Ein Festtag ist's! Ein lachender Frühlingsmorgen! Ueber der alten Stadt Tannenrode mit den grauen Gassen und den spitzen Giebeldächern wehen lustig die Linden in ihrem ersten Grün. Sie streben hoch hinauf zu dem schlanken Kirchlein mit dem zierlichen Glockenturme, der, vom Morgenglanz umflossen, hinunterblickt in das stille Tal, durch welches in Frühlingsschauern brausend ein klares Wässerlein springt. Wetterfest hebt sich auf trutzigem Fels die alte Burg Tannenrode empor.

Ihre Fenster sind geschlossen. Einst wehten Purpurfahnen von rauschender Seide weit in das Land hinein, wenn der Fürst von Büsingen alle Jahre ein oder zwei Mal nach Tannenrode kam, um dort Hof zu halten. Dann wachte das kleine, graue Tannenrode aus seinem Dornröschenschlaf auf wie eine Märchenprinzessin, und reges Leben, Spiel und höfische Feste erregten das Blut der Jugend und machten die Alten gesprächig und geschäftig.

Das war nun schon lange nicht mehr vorgekommen in Tannenrode. Der alte Fürst Ernst Heinrich von Büsingen hatte unentwegt an den Traditionen seines Hauses festgehalten, aber sein Nachfolger, der junge Fürst Dolf Dietram, hatte, wie es schien, keinen Sinn für pietätvolle Ueberlieferungen.

Die Tannenroder verdachten ihm das sehr, umsomehr, da er doch gewissermaßen ein Tannenroder Kind war. Er hatte die größte Zeit seiner Gymnasial- und auch einige seiner Militärjahre in Tannenrode verlebt, und nun hatte er ihre alte, graue Stadt vergessen.
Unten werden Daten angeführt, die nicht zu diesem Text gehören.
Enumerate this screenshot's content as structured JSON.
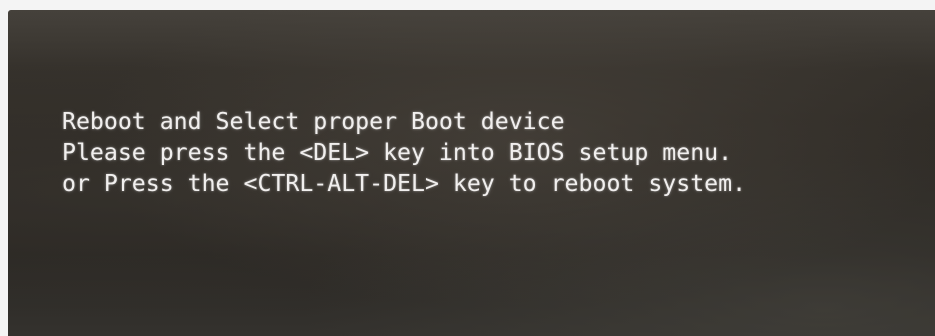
{
  "screen": {
    "lines": [
      "Reboot and Select proper Boot device",
      "Please press the <DEL> key into BIOS setup menu.",
      "or Press the <CTRL-ALT-DEL> key to reboot system."
    ]
  },
  "colors": {
    "text": "#f1efee",
    "background": "#2e2a25"
  }
}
Ab und zu war freilich das Gerücht durch Tannenrode geschwirrt, der Fürst komme zu kurzer Rast auf die Burg. Man hatte auch in dem alten Schlosse gerüstet und Vorhänge und Polster geklopft, aber der Fürst war nicht eingekehrt.

Zuletzt hatte man kaum noch acht auf die alte Burg, die so eigenwillig ins Land sah. Und wie der Fürst ausschaute, den man nur als Jüngling gekannt, hatte man fast vergessen.

Und nun war eines Sonntags die Kunde durch die Stadt geeilt, der Fürst wäre in Tannenrode. Gestern abend, als der Mondenglanz so schimmernd über den Dächern lag, sollte er eingetroffen sein. Aber es war wohl doch nur ein Gerede. Niemand hatte ihn gesehen, und so gründlich man auch zu der alten Burg aufspähte, die Purpurstandarte rauschte nicht von ihrer Zinne weit ins Land hinein, und alle Fenster blieben geschlossen.

* * *

Den Weg, der von dem kleinen Kirchlein mit dem schlanken Turm zu dem stillen Friedhof führte, schritt Aniane, die kleine Jane an der Hand. Das Kind mit dem wehenden Blondhaar trug ein Körbchen mit Veilchen, die weithin ihren Duft spendeten.

Aniane hatte das Haupt tief gesenkt. Sie trug ein schwarzes, lang schleppendes Kleid, ein schwarzer Spitzenschleier fiel lose von ihrem blonden Haar hernieder und hüllte sie fast ganz ein.

Sie sah nicht auf. In grübelndem Sinnen ging sie den alten, geliebten Pfad.

Wieder mal daheim. Wieder mal in Tannenrode, der alten Heimatstadt, die so viel Glück und so viel Weh für sie in sich barg, wo sie einst durch endlose graue Gassen geirrt, bis sich ihr die goldenen Gassen auftaten, die ihr die tiefe selbstlose Liebe eines edlen Mannes erschlossen, der immer ihr Freund gewesen, und dem sie es zu danken hatte, daß sie sich nicht selbst verlor, als alles über ihr zusammenbrach.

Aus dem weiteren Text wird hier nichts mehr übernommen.